Affordable housing is another area that has come into sharp focus this year, with the government actively trying to boost the drive towards its ambitious aim of "housing for all" by 2022.

“The government’s push on affordable housing was quite visible and this initiative has the ability to turn around the sector and can cater to the mid-income strata of the society, where actually the huge demand of housing lies,” says Neeraj Sharma, a director at Grant Thornton in India.

Some builders say that further changes to the segment are on their wishlist for the new year.

“The real estate industry has been demanding a single window clearance scheme for affordable housing projects," says Mr Poddar. “In a business format of affordable housing where all developers operate on wafer-thin margin, the delay in approval is a major block. We really hope that a single window solution is provided with top priority.”

And there are some reasons for the industry to be cheerful.

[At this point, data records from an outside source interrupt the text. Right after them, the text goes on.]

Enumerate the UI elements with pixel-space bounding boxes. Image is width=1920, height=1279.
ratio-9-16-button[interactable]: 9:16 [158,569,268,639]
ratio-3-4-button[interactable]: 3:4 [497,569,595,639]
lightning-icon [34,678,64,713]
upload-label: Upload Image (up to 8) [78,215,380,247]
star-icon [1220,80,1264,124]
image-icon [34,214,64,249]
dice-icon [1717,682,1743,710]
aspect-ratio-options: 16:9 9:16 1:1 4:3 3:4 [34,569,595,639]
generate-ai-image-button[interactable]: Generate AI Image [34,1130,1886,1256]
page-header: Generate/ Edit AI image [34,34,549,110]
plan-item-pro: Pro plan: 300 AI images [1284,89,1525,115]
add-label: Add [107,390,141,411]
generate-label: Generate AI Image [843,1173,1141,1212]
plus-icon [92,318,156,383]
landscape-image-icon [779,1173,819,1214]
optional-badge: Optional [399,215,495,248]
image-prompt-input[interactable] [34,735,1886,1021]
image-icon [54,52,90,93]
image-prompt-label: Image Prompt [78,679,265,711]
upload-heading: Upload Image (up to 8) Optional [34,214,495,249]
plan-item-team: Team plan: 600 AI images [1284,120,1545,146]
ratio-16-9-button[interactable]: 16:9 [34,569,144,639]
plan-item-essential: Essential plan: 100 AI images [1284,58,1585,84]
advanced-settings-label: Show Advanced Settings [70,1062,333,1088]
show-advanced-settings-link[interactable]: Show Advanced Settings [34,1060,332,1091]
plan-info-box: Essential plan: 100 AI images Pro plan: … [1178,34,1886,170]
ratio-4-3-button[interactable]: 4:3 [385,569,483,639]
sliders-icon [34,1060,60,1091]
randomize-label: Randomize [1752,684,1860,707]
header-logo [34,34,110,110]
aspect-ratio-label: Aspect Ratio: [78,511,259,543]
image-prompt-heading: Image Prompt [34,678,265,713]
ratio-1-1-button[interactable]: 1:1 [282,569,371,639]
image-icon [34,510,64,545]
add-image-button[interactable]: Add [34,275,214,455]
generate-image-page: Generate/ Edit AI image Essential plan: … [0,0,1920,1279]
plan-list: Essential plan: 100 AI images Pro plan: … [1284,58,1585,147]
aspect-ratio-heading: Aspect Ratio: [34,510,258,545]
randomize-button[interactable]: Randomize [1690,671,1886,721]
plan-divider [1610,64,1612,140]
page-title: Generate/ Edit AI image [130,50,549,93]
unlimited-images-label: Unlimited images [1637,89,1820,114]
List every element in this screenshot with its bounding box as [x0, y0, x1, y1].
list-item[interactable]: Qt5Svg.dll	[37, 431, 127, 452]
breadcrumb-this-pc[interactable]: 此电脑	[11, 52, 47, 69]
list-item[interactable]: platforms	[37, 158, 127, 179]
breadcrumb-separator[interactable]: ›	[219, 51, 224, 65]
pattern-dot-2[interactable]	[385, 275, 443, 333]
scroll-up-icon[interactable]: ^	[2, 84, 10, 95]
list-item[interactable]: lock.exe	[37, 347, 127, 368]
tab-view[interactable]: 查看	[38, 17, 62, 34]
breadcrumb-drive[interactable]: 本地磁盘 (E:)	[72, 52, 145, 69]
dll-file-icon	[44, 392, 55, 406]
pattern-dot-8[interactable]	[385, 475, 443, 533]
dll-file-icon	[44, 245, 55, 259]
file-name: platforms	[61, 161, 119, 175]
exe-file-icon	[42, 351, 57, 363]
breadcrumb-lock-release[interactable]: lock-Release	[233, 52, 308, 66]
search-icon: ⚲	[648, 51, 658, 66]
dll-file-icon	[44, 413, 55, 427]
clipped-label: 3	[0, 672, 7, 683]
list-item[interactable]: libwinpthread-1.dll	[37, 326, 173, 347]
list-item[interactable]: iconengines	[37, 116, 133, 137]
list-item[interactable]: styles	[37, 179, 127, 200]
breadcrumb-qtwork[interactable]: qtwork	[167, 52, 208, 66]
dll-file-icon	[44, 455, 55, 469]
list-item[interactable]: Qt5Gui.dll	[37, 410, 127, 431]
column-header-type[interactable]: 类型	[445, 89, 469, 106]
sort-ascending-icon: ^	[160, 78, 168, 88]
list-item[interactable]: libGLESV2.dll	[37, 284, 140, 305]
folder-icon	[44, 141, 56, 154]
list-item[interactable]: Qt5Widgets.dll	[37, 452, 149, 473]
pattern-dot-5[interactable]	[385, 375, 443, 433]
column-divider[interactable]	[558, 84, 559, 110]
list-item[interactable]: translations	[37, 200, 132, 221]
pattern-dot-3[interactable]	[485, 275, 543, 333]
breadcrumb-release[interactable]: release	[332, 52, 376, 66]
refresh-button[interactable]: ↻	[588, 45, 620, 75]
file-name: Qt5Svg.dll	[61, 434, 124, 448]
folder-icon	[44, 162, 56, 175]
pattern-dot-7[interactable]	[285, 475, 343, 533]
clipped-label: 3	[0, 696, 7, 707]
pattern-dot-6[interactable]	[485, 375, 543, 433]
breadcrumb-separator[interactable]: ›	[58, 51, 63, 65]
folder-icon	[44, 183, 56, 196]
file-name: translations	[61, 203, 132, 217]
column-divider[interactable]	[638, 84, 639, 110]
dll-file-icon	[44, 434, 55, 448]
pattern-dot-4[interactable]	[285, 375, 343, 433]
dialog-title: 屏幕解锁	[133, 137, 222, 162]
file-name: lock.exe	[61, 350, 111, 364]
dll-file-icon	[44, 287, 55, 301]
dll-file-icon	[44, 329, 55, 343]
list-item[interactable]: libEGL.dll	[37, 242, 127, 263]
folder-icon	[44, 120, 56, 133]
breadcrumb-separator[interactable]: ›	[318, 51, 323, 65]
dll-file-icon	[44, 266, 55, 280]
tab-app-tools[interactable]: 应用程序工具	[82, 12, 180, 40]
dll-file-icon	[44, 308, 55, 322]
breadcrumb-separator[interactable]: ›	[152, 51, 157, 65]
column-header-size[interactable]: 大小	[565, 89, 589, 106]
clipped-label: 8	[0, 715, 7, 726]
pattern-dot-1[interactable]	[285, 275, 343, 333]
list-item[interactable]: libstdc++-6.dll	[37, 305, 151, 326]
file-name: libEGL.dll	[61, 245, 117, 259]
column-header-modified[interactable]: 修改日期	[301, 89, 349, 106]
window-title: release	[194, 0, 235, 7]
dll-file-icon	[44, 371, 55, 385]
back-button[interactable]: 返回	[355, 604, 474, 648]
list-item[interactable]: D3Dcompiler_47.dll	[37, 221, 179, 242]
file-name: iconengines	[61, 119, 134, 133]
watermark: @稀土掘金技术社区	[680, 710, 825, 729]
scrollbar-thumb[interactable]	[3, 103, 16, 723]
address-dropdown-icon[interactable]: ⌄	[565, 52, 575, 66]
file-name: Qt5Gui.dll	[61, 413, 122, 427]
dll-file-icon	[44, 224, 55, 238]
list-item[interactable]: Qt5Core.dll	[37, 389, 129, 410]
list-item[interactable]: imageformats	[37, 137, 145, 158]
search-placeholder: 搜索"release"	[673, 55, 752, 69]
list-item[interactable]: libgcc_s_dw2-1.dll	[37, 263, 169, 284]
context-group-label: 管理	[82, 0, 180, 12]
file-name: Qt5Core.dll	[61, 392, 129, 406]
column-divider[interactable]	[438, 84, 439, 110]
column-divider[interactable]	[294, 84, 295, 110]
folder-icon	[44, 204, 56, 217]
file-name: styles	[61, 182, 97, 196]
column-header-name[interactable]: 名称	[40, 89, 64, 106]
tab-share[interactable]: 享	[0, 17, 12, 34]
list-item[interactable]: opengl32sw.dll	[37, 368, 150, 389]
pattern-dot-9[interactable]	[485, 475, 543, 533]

“Not just foreign investors but even domestic players are raising funds to invest in the sector,” says Mr Baijal. “The next 12 to 18 months are likely to be the 'under observation' period for the real estate sector. Industry stakeholders should spend the period in reorienting businesses in line with the new order. We are also hopeful that India’s strong economic fundamentals still puts it among the fastest growing economies in the world.”

As developers look forward to a better fortunes in 2018, it seems unlikely that they will easily forget this year.

“2017 will go down in the history of Indian real estate as the year that changed the sector forever,” says Mr Gera.

“Never in the history of Indian real estate have so many major events taken place within such a short period of time.”